Just yesterday I used an LLM to write some docs for me, and for a little bit where I mistakenly thought the docs were fine as they were (they weren't, but I had to read them closely to see this) it felt like, "wow if the LLM just writes all my docs now, I'm pretty much going to forget how to write docs. Is that something I should worry about?" The LLM almost fooled me. The docs sounded good. It's because they were documenting something I myself was too lazy to re-familiarize with, hoping the LLM would just do it for me. Fortunately the little bit of my brain that still wanted to be able to do things decided to really read the docs deeply, and they were wrong. I think this "the LLM made it convincing, we're done let's go watch TV" mentality is a big danger spot at scale.

There's an actual problem forming here and it's that human society is becoming idiocracy all the way down. It might be completely unavoidable.
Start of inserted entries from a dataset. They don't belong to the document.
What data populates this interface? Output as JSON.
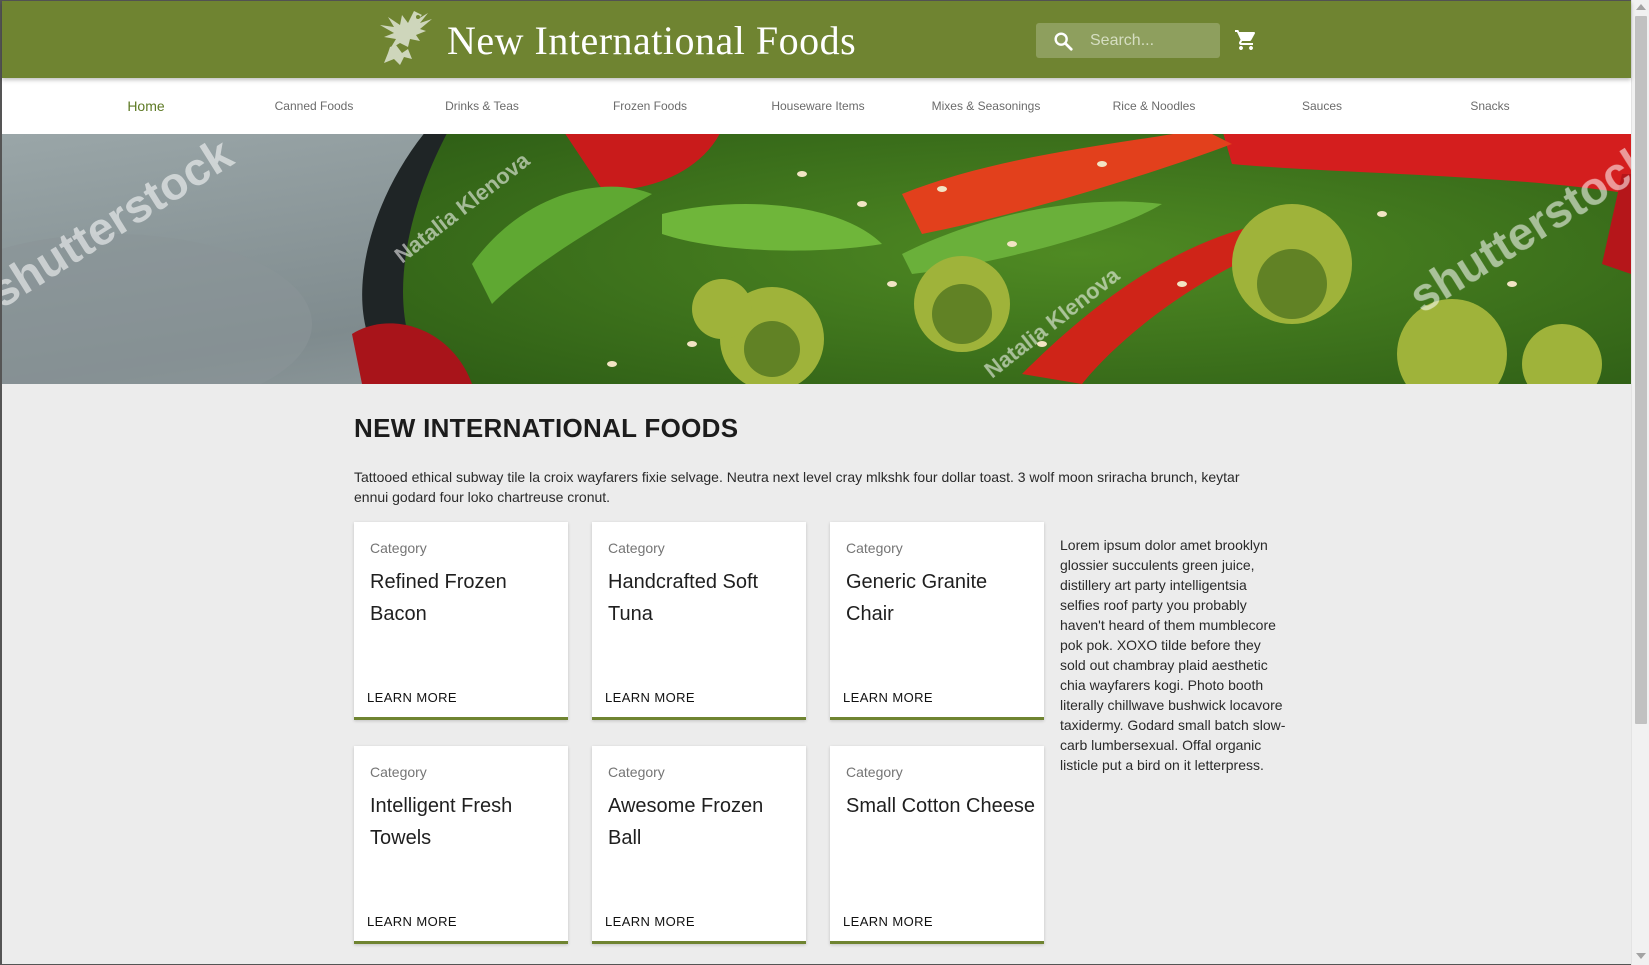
{
  "header": {
    "brand": "New International Foods",
    "logo_icon": "eagle-logo-icon",
    "search_placeholder": "Search...",
    "search_icon": "search-icon",
    "cart_icon": "cart-icon",
    "background_color": "#6f8431"
  },
  "nav": {
    "items": [
      {
        "label": "Home",
        "active": true
      },
      {
        "label": "Canned Foods"
      },
      {
        "label": "Drinks & Teas"
      },
      {
        "label": "Frozen Foods"
      },
      {
        "label": "Houseware Items"
      },
      {
        "label": "Mixes & Seasonings"
      },
      {
        "label": "Rice & Noodles"
      },
      {
        "label": "Sauces"
      },
      {
        "label": "Snacks"
      }
    ],
    "active_color": "#5e7a25"
  },
  "hero": {
    "watermarks": [
      "shutterstock",
      "Natalia Klenova",
      "Natalia Klenova",
      "shutterstock"
    ]
  },
  "main": {
    "title": "NEW INTERNATIONAL FOODS",
    "intro": "Tattooed ethical subway tile la croix wayfarers fixie selvage. Neutra next level cray mlkshk four dollar toast. 3 wolf moon sriracha brunch, keytar ennui godard four loko chartreuse cronut.",
    "cards": [
      {
        "category": "Category",
        "title": "Refined Frozen Bacon",
        "button": "LEARN MORE"
      },
      {
        "category": "Category",
        "title": "Handcrafted Soft Tuna",
        "button": "LEARN MORE"
      },
      {
        "category": "Category",
        "title": "Generic Granite Chair",
        "button": "LEARN MORE"
      },
      {
        "category": "Category",
        "title": "Intelligent Fresh Towels",
        "button": "LEARN MORE"
      },
      {
        "category": "Category",
        "title": "Awesome Frozen Ball",
        "button": "LEARN MORE"
      },
      {
        "category": "Category",
        "title": "Small Cotton Cheese",
        "button": "LEARN MORE"
      }
    ],
    "side_text": "Lorem ipsum dolor amet brooklyn glossier succulents green juice, distillery art party intelligentsia selfies roof party you probably haven't heard of them mumblecore pok pok. XOXO tilde before they sold out chambray plaid aesthetic chia wayfarers kogi. Photo booth literally chillwave bushwick locavore taxidermy. Godard small batch slow-carb lumbersexual. Offal organic listicle put a bird on it letterpress.",
    "card_accent_color": "#6f8431"
  }
}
It might be the reason for the Fermi paradox.

replies(1): >>44468122 #
1. WillAdams ◴[] No.44468122[source]
Marshall Mcluhan called this out ages ago:

>every extension is also an amputation

that said, it is up to society, and to a lesser extent individuals to determine which skills will be preserved --- an excellent example of a rational preservation of craft teaching in formal education is the northern European tradition of Sloyd Woodworking:

https://rainfordrestorations.com/tag/sloyd/

>Students may never pick up a tool again, but they will forever have the knowledge of how to make and evaluate things with ... hand and ... eye and appreciate the labor of others.